Over the preceding few weeks, George had come to personify Iraqi culture. (More so than Selma Nawali Mutawali, the museum director, who kept away from the media, or even Jabbar Ibrahim Khalil, the director-general of the antiquities board.) He spoke good English. He’d given interviews. He’d flown to London to brief officials from the British Museum on what had been lost, and how. On the question of numbers, he was more circumspect than Amin; there was no way of knowing how many items had been lost, it seemed, until a time-consuming audit had been carried out. But when it came to blame, he clearly conveyed the impression that the Americans should have done more. ‘Mr George,’ according to the London Guardian, ‘described how he went to the US Marines’ headquarters to beg commanders to send troops to the museum three days after the looting began.’ ‘They did nothing for three more days . . . I don’t know why,’ Neil MacGregor, the director of the British Museum, was quoted as saying. ‘It’s very extraordinary . . . that with American troops in Baghdad, American troops almost at the gates of the museum, this was allowed to happen.’
I knew, or thought I knew, this much:
At 11 a.m. on Tuesday 8 April, Iraqi fighters entered the museum grounds, firing on US forces that were outside the grounds. Jabbar, George and the only remaining museum guard fled. A fourth employee, Muhsin Abbas, was reluctant to leave his house in the compound. During the ensuing fighting, one or more Iraqis fired rocket-propelled grenades from the roof of the children’s museum; the firing was stopped by the tank shell that holed the Assyrian gate. By Thursday, and perhaps before, fighting in the compound had subsided, to the extent that looters and vandals were able to enter through the back gate which had seen the heaviest fighting. On Thursday, Abbas entreated an American tank commander, positioned at an intersection a few hundred yards away, to move his tank to the museum gates; the commander refused, and the looting continued until Friday. On Saturday, George, who had taken refuge in his aunt’s house, heard radio reports of the looting. The following morning, having exacted a promise of immediate American protection for the museum, he and Jabbar returned to their posts. The help didn’t come. On Tuesday, George used a journalist’s satellite phone to contact colleagues at the British Museum. Tony Blair’s office was informed that the Iraq National Museum was still unprotected. The following day, Wednesday 16 April, the Americans arrived.

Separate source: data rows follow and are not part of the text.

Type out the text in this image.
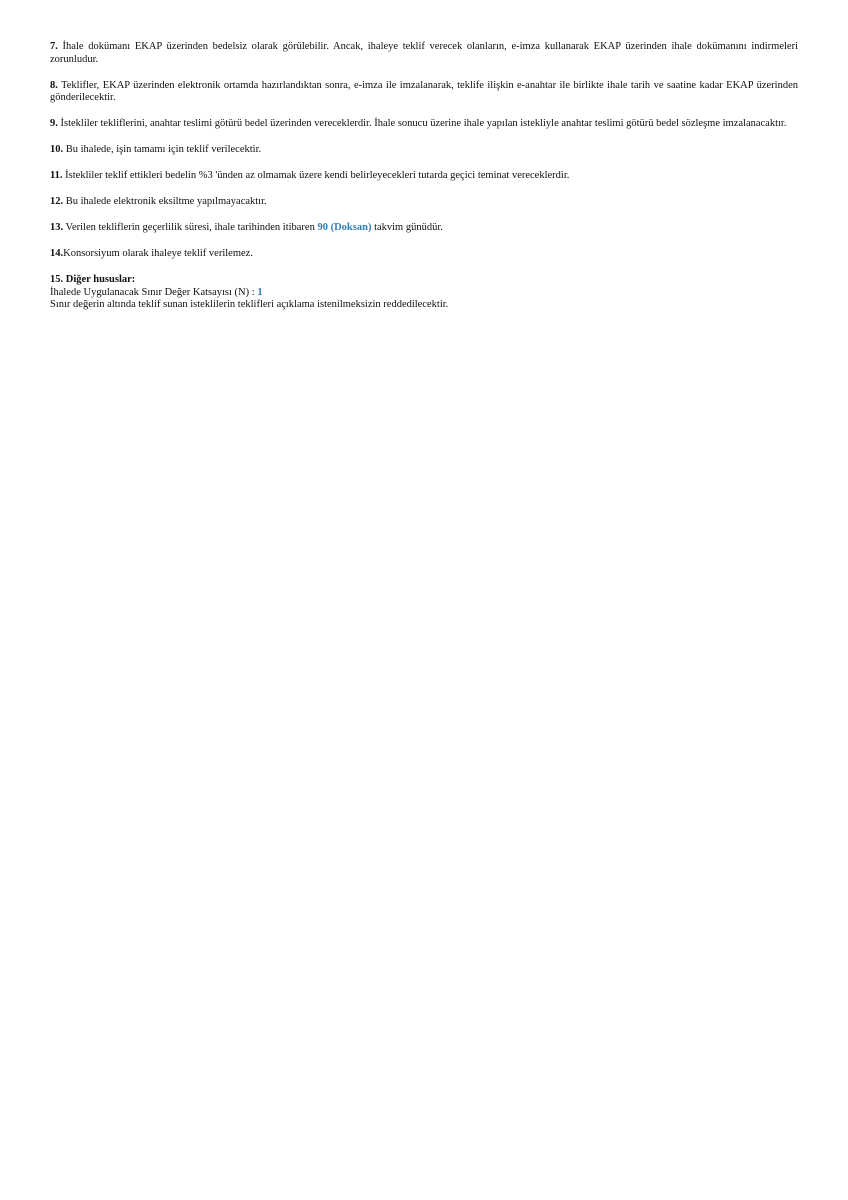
7. İhale dokümanı EKAP üzerinden bedelsiz olarak görülebilir. Ancak, ihaleye teklif verecek olanların, e-imza kullanarak EKAP üzerinden ihale dokümanını indirmeleri zorunludur.

8. Teklifler, EKAP üzerinden elektronik ortamda hazırlandıktan sonra, e-imza ile imzalanarak, teklife ilişkin e-anahtar ile birlikte ihale tarih ve saatine kadar EKAP üzerinden gönderilecektir.

9. İstekliler tekliflerini, anahtar teslimi götürü bedel üzerinden vereceklerdir. İhale sonucu üzerine ihale yapılan istekliyle anahtar teslimi götürü bedel sözleşme imzalanacaktır.

10. Bu ihalede, işin tamamı için teklif verilecektir.

11. İstekliler teklif ettikleri bedelin %3 'ünden az olmamak üzere kendi belirleyecekleri tutarda geçici teminat vereceklerdir.

12. Bu ihalede elektronik eksiltme yapılmayacaktır.

13. Verilen tekliflerin geçerlilik süresi, ihale tarihinden itibaren 90 (Doksan) takvim günüdür.

14.Konsorsiyum olarak ihaleye teklif verilemez.

15. Diğer hususlar:

İhalede Uygulanacak Sınır Değer Katsayısı (N) : 1

Sınır değerin altında teklif sunan isteklilerin teklifleri açıklama istenilmeksizin reddedilecektir.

As I observed the foreigners at the museum, who turned out mostly to be archaeologists, two American soldiers crossed towards the group. There was a tall, genial-looking fellow with blonde hair; he followed a smaller, compact man wearing a T-shirt who rolled his shoulders as he walked. The short one was in charge; without glancing at anyone, he approached George and they talked for a minute. The American had a sharp nose and little pale eyes. When he’d finished, he walked back through the group of people again, looking straight ahead. I saw his name, in capitals on the seat of his combat fatigues: bogdanos.